ENGIE and Maltem Establish “Blockchain Studio” to Provide Software to Facilitate Commercial Adoption of Blockchain-based Applications.
ENGIE, a French-based multinational electric utility company, and Maltem Consulting Group (“Maltem”), a digital innovation consulting group, have established “Blockchain Studio,” a small software company that offers software products that enable companies in a variety of industries to leverage blockchain. ENGIE and Maltem have raised approximately $2.2 million to fund the organization, which has already released two products. One product is a software program designed to simplify the implementation of smart contracts so companies without substantial technical expertise can incorporate the technology into their operations. The other is software that manages blockchain infrastructure established on a company’s servers or in the cloud, reducing administrative challenges. Currently, Blockchain Studio is comprised of 10 employees, but ENGIE and Maltem plan to scale up the organization to 25 workers by the end of 2019. They also plan to open an office in Singapore and to enter the Southern European market by the first quarter of 2019.

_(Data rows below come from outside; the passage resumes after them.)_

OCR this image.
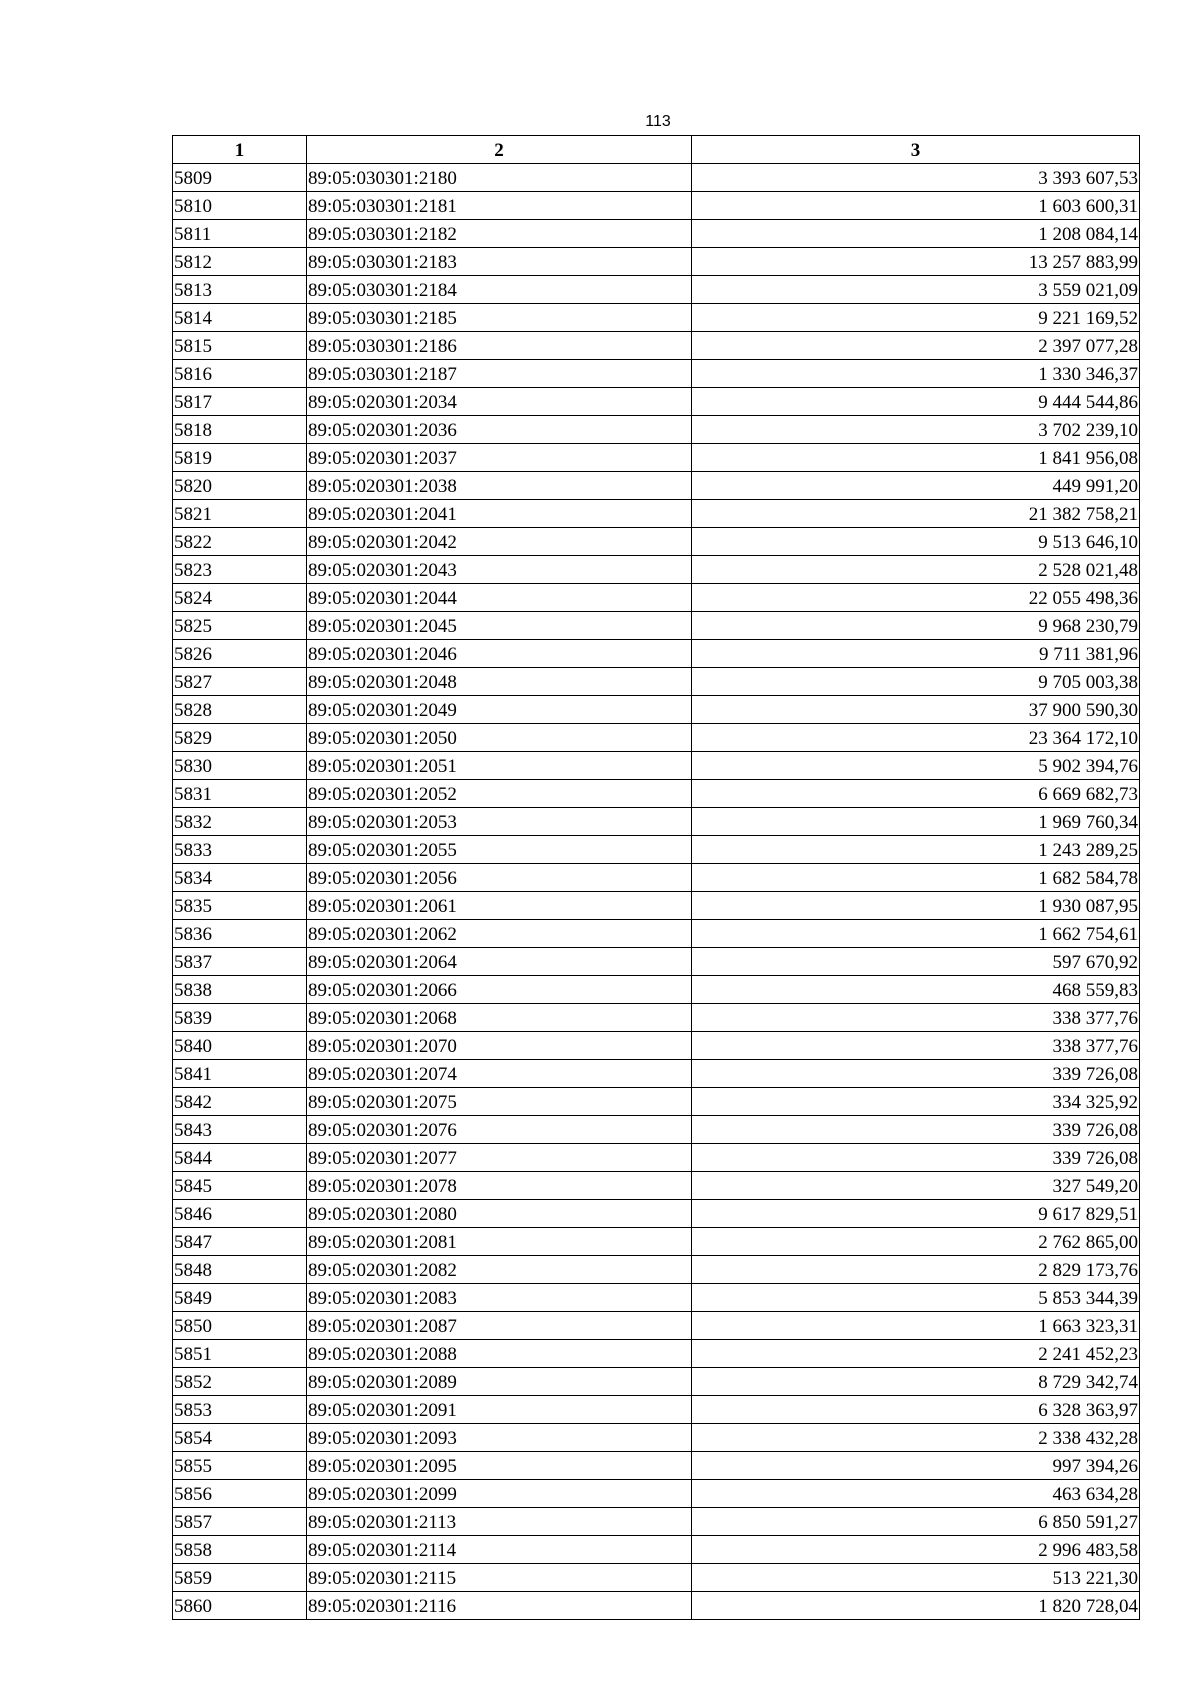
113
1	2	3
5809	89:05:030301:2180	3 393 607,53
5810	89:05:030301:2181	1 603 600,31
5811	89:05:030301:2182	1 208 084,14
5812	89:05:030301:2183	13 257 883,99
5813	89:05:030301:2184	3 559 021,09
5814	89:05:030301:2185	9 221 169,52
5815	89:05:030301:2186	2 397 077,28
5816	89:05:030301:2187	1 330 346,37
5817	89:05:020301:2034	9 444 544,86
5818	89:05:020301:2036	3 702 239,10
5819	89:05:020301:2037	1 841 956,08
5820	89:05:020301:2038	449 991,20
5821	89:05:020301:2041	21 382 758,21
5822	89:05:020301:2042	9 513 646,10
5823	89:05:020301:2043	2 528 021,48
5824	89:05:020301:2044	22 055 498,36
5825	89:05:020301:2045	9 968 230,79
5826	89:05:020301:2046	9 711 381,96
5827	89:05:020301:2048	9 705 003,38
5828	89:05:020301:2049	37 900 590,30
5829	89:05:020301:2050	23 364 172,10
5830	89:05:020301:2051	5 902 394,76
5831	89:05:020301:2052	6 669 682,73
5832	89:05:020301:2053	1 969 760,34
5833	89:05:020301:2055	1 243 289,25
5834	89:05:020301:2056	1 682 584,78
5835	89:05:020301:2061	1 930 087,95
5836	89:05:020301:2062	1 662 754,61
5837	89:05:020301:2064	597 670,92
5838	89:05:020301:2066	468 559,83
5839	89:05:020301:2068	338 377,76
5840	89:05:020301:2070	338 377,76
5841	89:05:020301:2074	339 726,08
5842	89:05:020301:2075	334 325,92
5843	89:05:020301:2076	339 726,08
5844	89:05:020301:2077	339 726,08
5845	89:05:020301:2078	327 549,20
5846	89:05:020301:2080	9 617 829,51
5847	89:05:020301:2081	2 762 865,00
5848	89:05:020301:2082	2 829 173,76
5849	89:05:020301:2083	5 853 344,39
5850	89:05:020301:2087	1 663 323,31
5851	89:05:020301:2088	2 241 452,23
5852	89:05:020301:2089	8 729 342,74
5853	89:05:020301:2091	6 328 363,97
5854	89:05:020301:2093	2 338 432,28
5855	89:05:020301:2095	997 394,26
5856	89:05:020301:2099	463 634,28
5857	89:05:020301:2113	6 850 591,27
5858	89:05:020301:2114	2 996 483,58
5859	89:05:020301:2115	513 221,30
5860	89:05:020301:2116	1 820 728,04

Blockchain Studio is not ENGIE’s first foray into the blockchain space. Last year, ENGIE joined the EWF as an affiliate and, in July, it signed a Memorandum of Understanding (“MOU”) with the IOTA Foundation to research blockchain applications for energy management and smart cities. Through the MOU, ENGIE’s Lab CRIGEN will test various applications on IOTA Tangle, which is the IOTA Foundation’s open-source public blockchain. Unlike these previous ventures, however, Blockchain Studio’s scope extends beyond the energy industry, seeking to serve commercial entities in various industries. As blockchain technology matures, interest in bridge services that enable blockchain-based applications to advance beyond the “proof-of-concept” stage will continue to grow.